How do I solve this D.E. using integrating factor: y^2 dx+(3xy+y^2 -1)dy=0 ans:xy^3 +(y^2 -1)^2 /4=c but sol'n missing. tnx.?

Let M = y^2 , N = 3xy+y^2 -1
∂M/∂y = 2y , ∂N/∂x = 3y
∂M/∂y ≠ ∂N/∂x, so the eq. is not an exact eq.

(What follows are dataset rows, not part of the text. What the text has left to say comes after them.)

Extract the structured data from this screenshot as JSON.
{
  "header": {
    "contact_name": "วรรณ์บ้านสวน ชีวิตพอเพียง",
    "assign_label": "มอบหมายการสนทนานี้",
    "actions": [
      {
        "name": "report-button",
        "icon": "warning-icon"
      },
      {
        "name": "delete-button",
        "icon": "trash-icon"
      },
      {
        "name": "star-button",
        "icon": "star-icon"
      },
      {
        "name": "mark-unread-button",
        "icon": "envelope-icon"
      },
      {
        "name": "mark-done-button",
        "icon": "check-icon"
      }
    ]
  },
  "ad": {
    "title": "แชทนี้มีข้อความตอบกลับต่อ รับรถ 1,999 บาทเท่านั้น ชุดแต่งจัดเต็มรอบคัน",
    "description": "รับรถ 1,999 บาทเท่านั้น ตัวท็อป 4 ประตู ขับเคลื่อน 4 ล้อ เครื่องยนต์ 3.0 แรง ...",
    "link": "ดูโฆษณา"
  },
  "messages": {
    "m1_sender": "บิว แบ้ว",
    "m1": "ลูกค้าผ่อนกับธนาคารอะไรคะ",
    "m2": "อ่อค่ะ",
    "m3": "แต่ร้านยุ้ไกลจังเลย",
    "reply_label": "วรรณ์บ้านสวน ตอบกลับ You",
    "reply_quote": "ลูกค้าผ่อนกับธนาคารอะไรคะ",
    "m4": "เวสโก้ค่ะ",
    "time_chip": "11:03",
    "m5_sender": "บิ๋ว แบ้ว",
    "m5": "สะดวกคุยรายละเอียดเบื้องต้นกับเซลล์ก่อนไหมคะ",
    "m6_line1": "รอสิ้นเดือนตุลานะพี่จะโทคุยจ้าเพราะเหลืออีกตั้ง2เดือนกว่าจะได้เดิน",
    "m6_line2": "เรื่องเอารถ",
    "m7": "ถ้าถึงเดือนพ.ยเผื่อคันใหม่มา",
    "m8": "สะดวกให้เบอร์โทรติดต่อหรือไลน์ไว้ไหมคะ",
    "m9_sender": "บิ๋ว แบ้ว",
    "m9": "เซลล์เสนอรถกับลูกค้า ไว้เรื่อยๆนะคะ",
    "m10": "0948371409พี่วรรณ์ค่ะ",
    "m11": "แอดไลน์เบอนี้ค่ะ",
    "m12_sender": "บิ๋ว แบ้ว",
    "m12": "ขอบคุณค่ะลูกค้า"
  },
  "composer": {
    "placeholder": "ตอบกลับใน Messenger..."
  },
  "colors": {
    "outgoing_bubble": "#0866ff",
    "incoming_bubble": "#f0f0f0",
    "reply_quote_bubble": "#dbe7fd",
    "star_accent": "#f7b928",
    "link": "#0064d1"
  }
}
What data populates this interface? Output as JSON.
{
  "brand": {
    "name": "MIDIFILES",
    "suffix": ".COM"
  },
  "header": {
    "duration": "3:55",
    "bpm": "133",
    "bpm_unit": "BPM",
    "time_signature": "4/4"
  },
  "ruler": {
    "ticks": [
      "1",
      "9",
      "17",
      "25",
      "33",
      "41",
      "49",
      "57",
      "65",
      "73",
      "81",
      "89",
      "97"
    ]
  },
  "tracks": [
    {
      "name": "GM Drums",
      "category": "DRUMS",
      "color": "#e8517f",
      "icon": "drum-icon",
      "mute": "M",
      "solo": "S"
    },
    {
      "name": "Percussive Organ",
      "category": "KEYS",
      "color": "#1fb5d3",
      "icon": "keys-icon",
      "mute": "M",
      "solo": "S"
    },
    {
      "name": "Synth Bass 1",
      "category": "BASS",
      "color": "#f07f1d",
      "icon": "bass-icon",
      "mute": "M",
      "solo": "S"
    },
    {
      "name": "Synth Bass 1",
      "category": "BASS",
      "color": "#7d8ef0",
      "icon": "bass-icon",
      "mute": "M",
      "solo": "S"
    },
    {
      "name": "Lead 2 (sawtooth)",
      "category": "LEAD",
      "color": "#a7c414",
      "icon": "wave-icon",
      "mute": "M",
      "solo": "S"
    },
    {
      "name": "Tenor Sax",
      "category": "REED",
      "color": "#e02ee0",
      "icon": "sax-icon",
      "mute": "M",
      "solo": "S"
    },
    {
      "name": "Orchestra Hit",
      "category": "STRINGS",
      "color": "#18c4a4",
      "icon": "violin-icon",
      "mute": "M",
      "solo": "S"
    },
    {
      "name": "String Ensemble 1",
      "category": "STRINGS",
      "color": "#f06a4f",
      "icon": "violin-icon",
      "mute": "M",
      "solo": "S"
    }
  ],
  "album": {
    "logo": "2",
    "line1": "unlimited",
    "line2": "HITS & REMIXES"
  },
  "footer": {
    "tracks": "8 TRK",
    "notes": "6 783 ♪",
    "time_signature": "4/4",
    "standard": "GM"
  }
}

To find the integrating factor, we use the following rule:
M(x,y) dx + N(x,y) dy = 0 is not an exact eq.
If ( ∂M/∂y - ∂N/∂x ) / M = g(y)
Then I = I(y) = e^( - ∫ g(y)dy )

( ∂M/∂y - ∂N/∂x ) / M
= ( 2y - 3y ) / y^2
= - y / y^2
= - 1/y
≡ g(y)

So, the integrating factor is
I
= e^[ - ∫ (-1/y) dy ]
= e^[ ∫ (1/y) dy ]
= e^( ln y )
= y

Multiply the eq. by y , we obtain
y^3 dx + ( 3xy^2 + y^3 - y ) dy = 0
Now, M = y^3 , N = 3xy^2 + y^3 - y
∂M/∂y = 3y^2 , ∂N/∂x = 3y^2
∂M/∂y = ∂N/∂x, so the new eq. is exact.

Hence, a function f exists for which
∂f/∂x = y^3 , ∂f/∂y = 3xy^2 + y^3 - y
we start with ∂f/∂x = y^3 , so
f = xy^3 + h(y)
∂f/∂y = 3xy^2 + h'(y) = 3xy^2 + y^3 - y
h'(y) = y^3 - y
h(y) = (1/4)y^4 - (1/2)y^2
f = xy^3 + (1/4)y^4 - (1/2)y^2

Ans: xy^3 + (1/4)y^4 - (1/2)y^2 = c

Note that xy^3 + (1/4)y^4 - (1/2)y^2 = c
is equivalent to xy^3 +(y^2 -1)^2 /4 = c